As cynical as this sounds, you could make the case that Jesus' followers did their jobs - they loved each other - patting each other on the back and huddling together in a 'holy huddle', they could celebrate how closely knit they were in love; not unlike what we do today. But was this what Jesus was asking them to do? But where was Jesus? Where is Jesus now? As we continue to create our 'holy huddles, Jesus is at the sinner's house, he's eating with those tax-collectors again (Mark 2:15). He's socialising with the outcast of his day (John 4). He's kneeling in front of an adulterous woman and saving her from being killed (John 8:1). I do not believe it a leap at all to say that with that love that Jesus was speaking of, he was showing by his own actions what he was expecting his followers to do. And, just as his disciples missed the mark, I believe the Church (the people who say they believe in Jesus) today have missed the mark as well. Badly.
Something needs to change.
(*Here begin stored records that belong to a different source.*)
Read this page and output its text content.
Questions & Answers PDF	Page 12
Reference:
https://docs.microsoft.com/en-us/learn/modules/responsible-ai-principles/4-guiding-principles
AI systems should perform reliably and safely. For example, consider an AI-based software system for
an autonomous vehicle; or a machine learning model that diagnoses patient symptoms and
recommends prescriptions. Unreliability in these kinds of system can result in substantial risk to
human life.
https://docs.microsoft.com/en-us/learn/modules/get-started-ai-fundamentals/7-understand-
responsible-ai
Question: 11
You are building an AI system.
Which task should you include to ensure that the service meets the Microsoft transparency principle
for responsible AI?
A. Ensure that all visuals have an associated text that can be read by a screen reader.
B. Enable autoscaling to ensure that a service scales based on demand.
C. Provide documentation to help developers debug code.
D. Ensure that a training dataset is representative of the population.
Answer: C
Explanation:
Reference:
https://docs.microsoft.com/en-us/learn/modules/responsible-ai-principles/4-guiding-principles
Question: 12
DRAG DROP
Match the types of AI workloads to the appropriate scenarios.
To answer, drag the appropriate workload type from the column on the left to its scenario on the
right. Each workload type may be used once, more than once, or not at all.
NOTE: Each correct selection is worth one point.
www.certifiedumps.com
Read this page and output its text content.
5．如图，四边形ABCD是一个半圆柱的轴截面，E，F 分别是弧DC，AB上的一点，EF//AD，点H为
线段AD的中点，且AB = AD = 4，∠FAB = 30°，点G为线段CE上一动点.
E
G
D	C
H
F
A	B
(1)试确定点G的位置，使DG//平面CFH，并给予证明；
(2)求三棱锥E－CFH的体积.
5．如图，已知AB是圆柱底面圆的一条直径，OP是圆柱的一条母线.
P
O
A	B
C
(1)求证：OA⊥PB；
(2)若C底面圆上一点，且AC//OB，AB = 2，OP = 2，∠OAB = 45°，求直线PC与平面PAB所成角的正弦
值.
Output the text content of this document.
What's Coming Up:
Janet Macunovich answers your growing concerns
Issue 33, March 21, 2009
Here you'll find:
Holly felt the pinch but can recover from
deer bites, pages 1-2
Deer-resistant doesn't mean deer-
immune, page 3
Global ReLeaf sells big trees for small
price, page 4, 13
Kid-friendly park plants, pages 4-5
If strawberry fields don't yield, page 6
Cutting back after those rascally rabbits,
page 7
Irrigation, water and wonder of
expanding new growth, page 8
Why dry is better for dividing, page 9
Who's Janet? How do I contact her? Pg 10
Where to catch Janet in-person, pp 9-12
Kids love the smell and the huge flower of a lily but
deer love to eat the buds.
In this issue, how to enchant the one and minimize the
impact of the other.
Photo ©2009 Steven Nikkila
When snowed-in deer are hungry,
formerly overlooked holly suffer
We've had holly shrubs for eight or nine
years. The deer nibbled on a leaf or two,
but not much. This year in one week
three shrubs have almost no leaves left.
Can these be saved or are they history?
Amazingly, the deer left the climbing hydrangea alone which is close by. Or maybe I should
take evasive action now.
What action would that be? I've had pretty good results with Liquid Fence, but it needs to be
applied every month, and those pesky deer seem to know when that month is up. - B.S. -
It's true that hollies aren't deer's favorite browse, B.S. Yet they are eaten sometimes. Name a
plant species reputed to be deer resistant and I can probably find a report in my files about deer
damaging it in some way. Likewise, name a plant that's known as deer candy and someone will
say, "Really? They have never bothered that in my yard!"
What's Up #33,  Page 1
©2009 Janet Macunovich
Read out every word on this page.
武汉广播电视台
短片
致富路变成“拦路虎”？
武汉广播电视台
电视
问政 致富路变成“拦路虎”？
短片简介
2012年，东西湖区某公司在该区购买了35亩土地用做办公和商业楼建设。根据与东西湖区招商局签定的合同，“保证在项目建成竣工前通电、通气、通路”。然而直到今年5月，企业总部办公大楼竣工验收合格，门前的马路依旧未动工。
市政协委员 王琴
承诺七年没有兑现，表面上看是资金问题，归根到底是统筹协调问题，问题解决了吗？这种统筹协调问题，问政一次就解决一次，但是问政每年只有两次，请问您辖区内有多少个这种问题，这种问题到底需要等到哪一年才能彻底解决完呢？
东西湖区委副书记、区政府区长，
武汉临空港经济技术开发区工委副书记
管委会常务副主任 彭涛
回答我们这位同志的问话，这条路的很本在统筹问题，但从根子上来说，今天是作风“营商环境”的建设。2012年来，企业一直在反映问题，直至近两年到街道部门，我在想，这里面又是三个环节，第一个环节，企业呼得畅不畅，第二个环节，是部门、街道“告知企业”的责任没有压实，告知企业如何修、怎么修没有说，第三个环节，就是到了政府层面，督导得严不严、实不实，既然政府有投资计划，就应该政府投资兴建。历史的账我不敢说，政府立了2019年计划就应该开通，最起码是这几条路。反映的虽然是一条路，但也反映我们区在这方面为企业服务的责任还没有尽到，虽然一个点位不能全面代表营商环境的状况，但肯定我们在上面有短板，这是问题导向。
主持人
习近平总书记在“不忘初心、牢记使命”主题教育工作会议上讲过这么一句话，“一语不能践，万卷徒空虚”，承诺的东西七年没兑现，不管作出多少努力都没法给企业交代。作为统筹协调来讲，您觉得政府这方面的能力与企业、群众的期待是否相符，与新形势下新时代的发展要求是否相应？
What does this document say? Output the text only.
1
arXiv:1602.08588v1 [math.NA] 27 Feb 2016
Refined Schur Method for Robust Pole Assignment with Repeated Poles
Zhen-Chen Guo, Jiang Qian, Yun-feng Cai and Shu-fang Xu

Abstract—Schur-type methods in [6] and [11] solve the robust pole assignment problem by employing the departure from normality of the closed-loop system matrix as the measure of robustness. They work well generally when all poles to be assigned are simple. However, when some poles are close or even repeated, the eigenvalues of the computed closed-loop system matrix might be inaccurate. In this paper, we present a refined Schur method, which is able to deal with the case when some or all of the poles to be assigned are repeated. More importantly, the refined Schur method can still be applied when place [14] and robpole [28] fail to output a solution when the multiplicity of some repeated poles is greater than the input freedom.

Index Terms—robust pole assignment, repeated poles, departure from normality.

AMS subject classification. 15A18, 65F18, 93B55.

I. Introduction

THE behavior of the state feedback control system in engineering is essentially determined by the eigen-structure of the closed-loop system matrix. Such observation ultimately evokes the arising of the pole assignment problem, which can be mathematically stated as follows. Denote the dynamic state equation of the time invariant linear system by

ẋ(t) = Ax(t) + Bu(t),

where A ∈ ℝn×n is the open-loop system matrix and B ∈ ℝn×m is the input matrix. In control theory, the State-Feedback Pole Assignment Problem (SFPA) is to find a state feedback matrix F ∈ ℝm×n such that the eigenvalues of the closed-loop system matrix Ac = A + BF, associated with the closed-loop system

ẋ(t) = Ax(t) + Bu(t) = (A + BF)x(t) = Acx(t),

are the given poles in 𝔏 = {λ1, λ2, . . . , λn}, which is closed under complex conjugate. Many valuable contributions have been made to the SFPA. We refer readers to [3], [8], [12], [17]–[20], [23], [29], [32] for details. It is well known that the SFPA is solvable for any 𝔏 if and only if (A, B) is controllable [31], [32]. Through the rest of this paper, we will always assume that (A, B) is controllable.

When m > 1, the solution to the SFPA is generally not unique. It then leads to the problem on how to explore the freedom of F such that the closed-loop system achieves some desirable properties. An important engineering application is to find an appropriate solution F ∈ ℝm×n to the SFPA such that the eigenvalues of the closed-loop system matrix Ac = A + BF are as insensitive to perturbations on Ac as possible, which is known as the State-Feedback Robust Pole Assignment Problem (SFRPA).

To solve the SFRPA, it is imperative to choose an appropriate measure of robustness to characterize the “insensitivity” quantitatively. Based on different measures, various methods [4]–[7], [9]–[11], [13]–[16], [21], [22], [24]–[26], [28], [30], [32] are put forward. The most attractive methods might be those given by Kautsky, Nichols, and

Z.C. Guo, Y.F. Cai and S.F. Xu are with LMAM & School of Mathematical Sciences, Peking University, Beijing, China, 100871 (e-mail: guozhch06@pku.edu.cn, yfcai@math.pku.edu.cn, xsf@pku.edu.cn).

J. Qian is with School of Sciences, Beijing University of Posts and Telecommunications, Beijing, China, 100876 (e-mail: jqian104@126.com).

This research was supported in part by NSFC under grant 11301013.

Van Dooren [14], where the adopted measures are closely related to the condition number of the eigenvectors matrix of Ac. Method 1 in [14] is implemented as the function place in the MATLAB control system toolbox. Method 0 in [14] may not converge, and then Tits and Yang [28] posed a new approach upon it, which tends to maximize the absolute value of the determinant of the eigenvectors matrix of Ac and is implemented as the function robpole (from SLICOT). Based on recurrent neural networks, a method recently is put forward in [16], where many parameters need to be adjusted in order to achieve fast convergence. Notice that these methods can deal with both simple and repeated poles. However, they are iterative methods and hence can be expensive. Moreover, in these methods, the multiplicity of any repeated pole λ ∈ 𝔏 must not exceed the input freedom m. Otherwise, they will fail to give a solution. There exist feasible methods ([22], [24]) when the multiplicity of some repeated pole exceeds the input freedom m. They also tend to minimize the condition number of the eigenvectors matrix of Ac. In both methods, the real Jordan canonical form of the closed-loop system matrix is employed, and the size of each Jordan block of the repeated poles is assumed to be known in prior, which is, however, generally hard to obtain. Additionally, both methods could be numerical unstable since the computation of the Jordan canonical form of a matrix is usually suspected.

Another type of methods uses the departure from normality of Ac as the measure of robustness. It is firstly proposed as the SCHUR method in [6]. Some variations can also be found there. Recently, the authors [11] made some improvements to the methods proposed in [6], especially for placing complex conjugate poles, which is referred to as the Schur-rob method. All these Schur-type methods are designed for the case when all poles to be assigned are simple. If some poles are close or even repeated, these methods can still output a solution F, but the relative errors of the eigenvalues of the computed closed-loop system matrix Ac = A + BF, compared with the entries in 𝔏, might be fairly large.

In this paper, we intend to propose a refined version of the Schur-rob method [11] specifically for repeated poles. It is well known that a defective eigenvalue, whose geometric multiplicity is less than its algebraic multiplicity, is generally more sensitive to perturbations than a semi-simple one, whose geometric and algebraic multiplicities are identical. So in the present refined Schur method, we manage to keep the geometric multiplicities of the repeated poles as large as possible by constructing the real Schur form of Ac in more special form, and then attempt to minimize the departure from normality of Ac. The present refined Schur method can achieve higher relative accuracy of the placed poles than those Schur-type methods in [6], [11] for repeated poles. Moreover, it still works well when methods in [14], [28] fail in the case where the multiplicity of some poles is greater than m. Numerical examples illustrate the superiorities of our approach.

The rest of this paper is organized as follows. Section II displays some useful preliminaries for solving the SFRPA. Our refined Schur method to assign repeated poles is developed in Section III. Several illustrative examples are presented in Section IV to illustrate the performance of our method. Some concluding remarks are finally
Something very radical needs to happen to the groups of people who gather together in our communities that have 'church' in their name, who sing together, pray together and read the Bible together. I believe very strongly that the Church that was destined to be in the mind of God has failed. We need to re-read the Bible and change our mindset and ways of interacting with the communities we live in. For Jesus’ namesake.
As the Church, we need to love. As Jesus loved. That way, the world would know we are following him and in turn, will want to follow him as well.
*I have intentionally left out probably one of the most clearest lessons that we find in the Bible. When people met together they called themselves the Church. Nowhere in the Bible is there any definition of the 'church' being a building. Perhaps that’s a different post but I very much believe that we need to even change our vocabularies to not include statements such as “I’m going to church”. We need to BE the Church; we don’t GO to church.